Jesus did not commission 26 of the New Testament books. At least, there is no record of him doing so. This gives us an opportunity to understand the role of tradition. Let’s do a thought experiment:
What if Jesus didn’t want 26 of the books in the New Testament? Where would that leave us? What would we need to rely upon in order to be saved?
For those who believe in “Bible alone,” they can’t just say, “Well, he must have wanted all of the New Testament.” They have to prove that from the Bible. For example, Luke 1:1-4 says:
Since many have undertaken to set down an orderly account of the events that have been fulfilled among us, just as they were handed on to us by those who from the beginning were eyewitnesses and servants of the word, I too decided, after investigating everything carefully from the very first, to write an orderly account for you, most excellent Theophilus, so that you may know the truth concerning the things about which you have been instructed.
There is no mention of being commanded by Jesus to do this.
There is one exception: the book of Revelation. For example, in Revelation 1:10-19 John claims that Jesus commanded him to write what he had seen:
I was in the spirit on the Lord’s day, and I heard behind me a loud voice like a trumpet saying, “Write in a book what you see and send it to the seven churches, to Ephesus, to Smyrna, to Pergamum, to Thyatira, to Sardis, to Philadelphia, and to Laodicea.”
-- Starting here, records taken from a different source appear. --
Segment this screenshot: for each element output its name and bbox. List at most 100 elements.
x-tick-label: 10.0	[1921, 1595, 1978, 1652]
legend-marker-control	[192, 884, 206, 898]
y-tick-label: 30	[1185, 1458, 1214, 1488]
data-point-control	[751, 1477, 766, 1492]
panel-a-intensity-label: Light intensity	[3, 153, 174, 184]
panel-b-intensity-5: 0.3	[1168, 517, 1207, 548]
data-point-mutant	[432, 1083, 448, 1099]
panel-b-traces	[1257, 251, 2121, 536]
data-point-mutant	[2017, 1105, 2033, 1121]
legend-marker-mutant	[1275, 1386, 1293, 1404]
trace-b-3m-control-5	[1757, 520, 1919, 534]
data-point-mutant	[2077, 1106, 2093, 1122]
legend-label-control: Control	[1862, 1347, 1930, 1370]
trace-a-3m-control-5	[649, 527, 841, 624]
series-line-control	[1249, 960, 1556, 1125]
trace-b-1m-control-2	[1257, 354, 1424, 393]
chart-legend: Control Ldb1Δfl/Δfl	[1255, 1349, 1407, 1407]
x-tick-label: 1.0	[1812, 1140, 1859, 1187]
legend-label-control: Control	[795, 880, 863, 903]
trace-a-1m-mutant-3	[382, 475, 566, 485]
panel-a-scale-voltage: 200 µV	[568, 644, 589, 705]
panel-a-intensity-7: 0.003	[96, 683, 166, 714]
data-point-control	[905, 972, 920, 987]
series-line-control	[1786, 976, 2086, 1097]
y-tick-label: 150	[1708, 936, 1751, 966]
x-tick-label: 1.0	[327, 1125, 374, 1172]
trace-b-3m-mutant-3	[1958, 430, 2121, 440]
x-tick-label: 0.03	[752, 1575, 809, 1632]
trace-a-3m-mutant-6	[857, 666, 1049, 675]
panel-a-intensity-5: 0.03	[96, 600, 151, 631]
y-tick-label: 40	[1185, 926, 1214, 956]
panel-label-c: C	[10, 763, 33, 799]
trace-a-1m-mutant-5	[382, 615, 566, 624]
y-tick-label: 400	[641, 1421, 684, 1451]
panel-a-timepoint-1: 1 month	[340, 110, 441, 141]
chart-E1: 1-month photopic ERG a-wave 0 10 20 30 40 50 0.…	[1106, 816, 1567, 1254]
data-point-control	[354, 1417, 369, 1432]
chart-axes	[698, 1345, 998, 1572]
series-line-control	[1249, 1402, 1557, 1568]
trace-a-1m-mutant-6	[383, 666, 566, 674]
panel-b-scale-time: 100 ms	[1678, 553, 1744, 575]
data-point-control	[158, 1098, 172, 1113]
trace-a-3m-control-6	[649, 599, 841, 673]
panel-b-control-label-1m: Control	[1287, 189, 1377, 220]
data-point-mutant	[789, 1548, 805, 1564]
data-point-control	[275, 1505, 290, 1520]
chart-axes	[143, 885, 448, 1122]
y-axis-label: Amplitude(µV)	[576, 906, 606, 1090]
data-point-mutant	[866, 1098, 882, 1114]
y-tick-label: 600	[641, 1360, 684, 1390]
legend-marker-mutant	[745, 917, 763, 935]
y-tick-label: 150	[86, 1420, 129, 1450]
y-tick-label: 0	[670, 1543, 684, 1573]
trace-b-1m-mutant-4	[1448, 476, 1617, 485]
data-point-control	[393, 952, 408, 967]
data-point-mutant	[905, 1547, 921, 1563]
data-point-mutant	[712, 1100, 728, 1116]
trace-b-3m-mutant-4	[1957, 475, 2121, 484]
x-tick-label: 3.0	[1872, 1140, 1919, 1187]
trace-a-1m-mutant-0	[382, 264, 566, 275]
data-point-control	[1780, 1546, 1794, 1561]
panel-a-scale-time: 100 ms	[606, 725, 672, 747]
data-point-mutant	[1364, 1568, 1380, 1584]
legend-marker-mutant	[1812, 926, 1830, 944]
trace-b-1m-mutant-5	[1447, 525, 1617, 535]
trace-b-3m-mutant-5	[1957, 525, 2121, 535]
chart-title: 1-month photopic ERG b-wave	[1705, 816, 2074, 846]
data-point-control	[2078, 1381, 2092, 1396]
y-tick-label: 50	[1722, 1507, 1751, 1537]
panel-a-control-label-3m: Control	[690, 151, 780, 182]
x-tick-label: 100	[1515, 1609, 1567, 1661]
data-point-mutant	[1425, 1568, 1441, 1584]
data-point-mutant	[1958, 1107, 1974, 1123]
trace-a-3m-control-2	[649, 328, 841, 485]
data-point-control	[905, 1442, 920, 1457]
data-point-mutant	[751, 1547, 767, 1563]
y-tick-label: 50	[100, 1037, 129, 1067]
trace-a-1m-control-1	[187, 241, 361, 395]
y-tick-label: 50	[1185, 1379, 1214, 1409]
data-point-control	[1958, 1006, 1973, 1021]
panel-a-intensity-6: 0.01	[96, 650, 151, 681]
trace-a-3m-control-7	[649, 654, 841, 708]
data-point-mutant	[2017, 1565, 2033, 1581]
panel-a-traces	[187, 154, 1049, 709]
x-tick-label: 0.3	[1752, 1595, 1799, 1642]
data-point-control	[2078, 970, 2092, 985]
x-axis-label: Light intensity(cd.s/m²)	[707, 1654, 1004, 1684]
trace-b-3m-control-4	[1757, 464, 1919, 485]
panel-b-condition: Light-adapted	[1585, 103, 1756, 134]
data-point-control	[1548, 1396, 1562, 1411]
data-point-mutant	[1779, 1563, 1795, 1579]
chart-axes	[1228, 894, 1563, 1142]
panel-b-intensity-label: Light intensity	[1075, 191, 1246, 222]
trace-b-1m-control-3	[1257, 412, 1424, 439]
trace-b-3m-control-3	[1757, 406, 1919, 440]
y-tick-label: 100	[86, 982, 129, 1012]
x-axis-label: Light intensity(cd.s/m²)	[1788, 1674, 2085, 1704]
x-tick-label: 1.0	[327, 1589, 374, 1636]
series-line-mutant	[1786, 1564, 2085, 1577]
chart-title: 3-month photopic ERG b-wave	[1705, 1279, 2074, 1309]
Then I turned to see whose voice it was that spoke to me, and on turning I saw seven golden lampstands, and in the midst of the lampstands I saw one like the Son of Man, clothed with a long robe and with a golden sash across his chest. His head and his hair were white as white wool, white as snow; his eyes were like a flame of fire, his feet were like burnished bronze, refined as in a furnace, and his voice was like the sound of many waters. In his right hand he held seven stars, and from his mouth came a sharp, two-edged sword, and his face was like the sun shining with full force.
When I saw him, I fell at his feet as though dead. But he placed his right hand on me, saying, “Do not be afraid; I am the first and the last, and the living one. I was dead, and see, I am alive forever and ever; and I have the keys of Death and of Hades. Now write what you have seen, what is, and what is to take place after this…”
There are a few other places in Revelation where John is specifically commanded to write, and one where he is commanded to not write. This strikes me as evidence that proves the rule. Based on Revelation, we know that Jesus could have explicitly commissioned the other 26 books, yet there is no evidence for it. Here are two searches, one for the word write and the other for the word writing.
Remember, the reason for this post is not to challenge the legitimacy of the New Testament. I only want people to think about it in a new way. We know about Revelation, but what about the other 26 books? What is the method we use to know that Jesus wanted those books? How were those books chosen to be part of the infallible canon, and who did the infallible choosing? If those books did not exist, what would we need to rely upon to be saved?